OSB archive
OSB archive

Putting biodiversity on the web

Pete Wilton

It might seem like the days when non-scientists could make big contributions to science are long gone but in fact we could be entering a new age of 'citizen science'.

I've blogged before about a variety of Oxford projects [including Galaxy Zoo and ClimatePrediction.net] in which scientists are collaborating with members of the public through the web.

Now a new initiative, The Encyclopaedia of Life (EoL), aims to harness people power to record biodiversity around the globe.

Charles Godfray from Oxford's Department of Zoology, a member of EoL's Distinguished Advisory Board, writes that 'its goal is to create a webpage for every species known to man.'

'EoL is developing the tools that will allow anyone to contribute to the project... [including] the more casual naturalist who might record a new locality for an animal or plant, or might submit a particularly nice photograph or biological observation.'

He comments that taxonomy has historically been an individualistic science but that if EoL can bring diverse observations, classifications and views on relationships between species together it will deliver massive benefits. 

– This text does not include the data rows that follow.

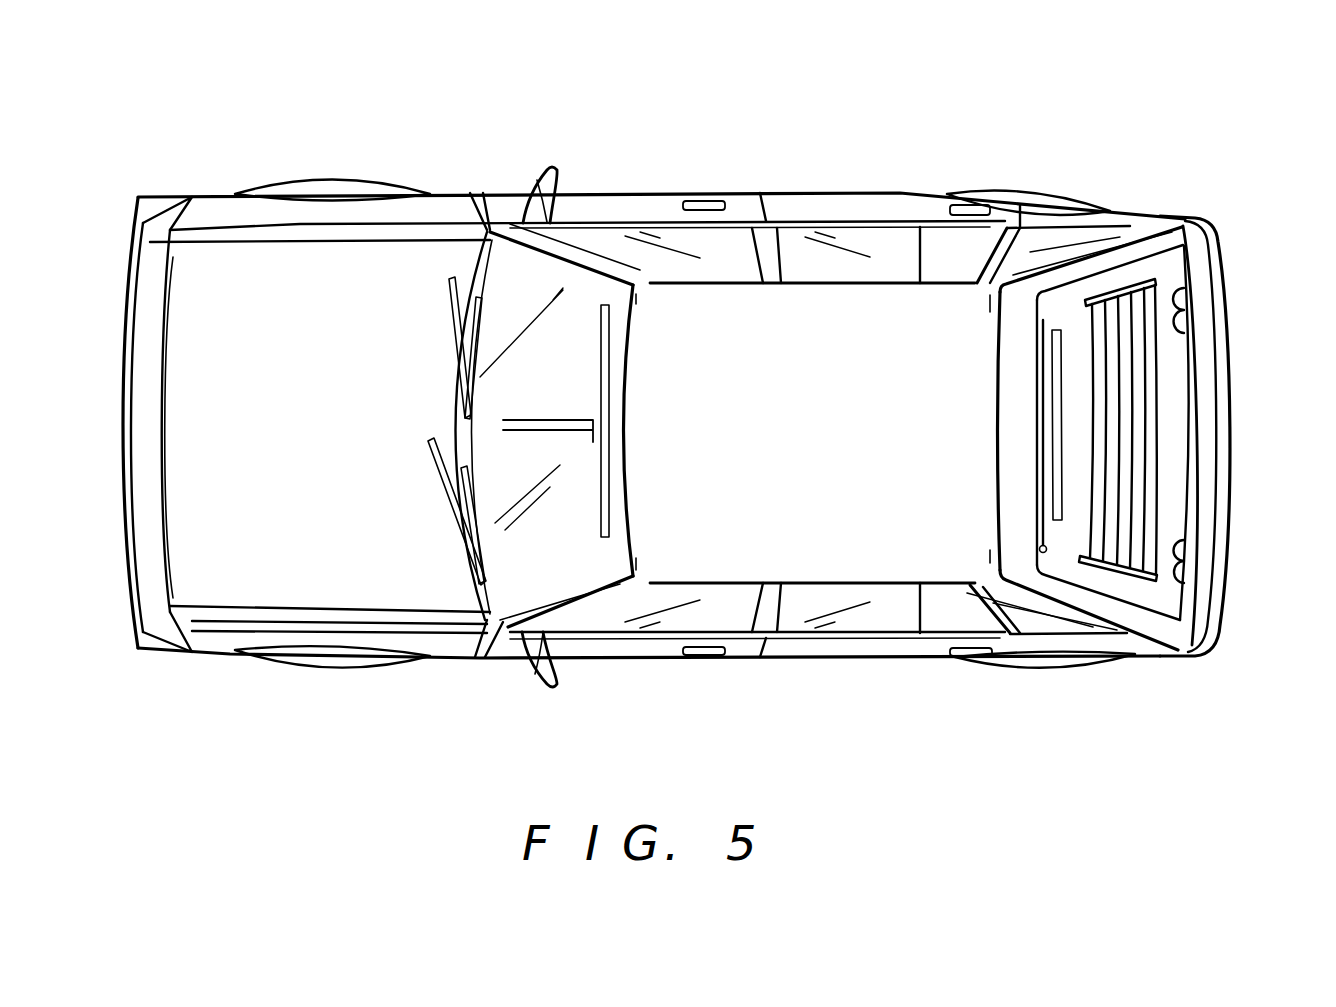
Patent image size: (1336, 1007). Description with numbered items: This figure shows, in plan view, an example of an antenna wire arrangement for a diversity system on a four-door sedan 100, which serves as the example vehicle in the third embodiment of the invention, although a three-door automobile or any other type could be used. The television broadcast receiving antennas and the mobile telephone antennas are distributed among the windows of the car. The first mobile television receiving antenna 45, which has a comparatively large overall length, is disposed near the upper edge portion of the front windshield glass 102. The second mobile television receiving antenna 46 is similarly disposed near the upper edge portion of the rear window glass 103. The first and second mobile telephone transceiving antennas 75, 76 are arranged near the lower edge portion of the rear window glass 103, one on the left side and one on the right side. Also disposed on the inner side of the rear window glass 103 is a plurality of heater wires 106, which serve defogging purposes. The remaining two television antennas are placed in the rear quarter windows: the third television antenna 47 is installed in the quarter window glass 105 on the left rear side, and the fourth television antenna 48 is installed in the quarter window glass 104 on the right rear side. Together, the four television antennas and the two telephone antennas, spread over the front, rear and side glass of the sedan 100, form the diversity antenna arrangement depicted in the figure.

The four-door sedan 100 is at (438, 181).
The front windshield glass 102 is at (513, 595).
The rear window glass 103 is at (1183, 452).
The quarter window glass 104 is at (1110, 232).
The quarter window glass 105 is at (1097, 632).
The heater wires 106 is at (1160, 378).
The mobile television receiving antenna #1 45 is at (600, 517).
The mobile television receiving antenna #2 46 is at (1040, 547).
The television antenna #3 47 is at (1040, 630).
The television antenna #4 48 is at (1048, 232).
The mobile telephone transceiving antenna #1 75 is at (1185, 302).
The mobile telephone transceiving antenna #2 76 is at (1185, 572).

Charles concludes: 'EoL offers the prospect of empowering this community to carry out novel and important biodiversity studies, and then for their findings to be incorporated into the ever-growing body of knowledge about the natural world.'

So the days of amateurs collecting specimens that advance scientific knowledge could be making a comeback, it's just that these specimens will be captured on a digital camera instead of in a jam jar.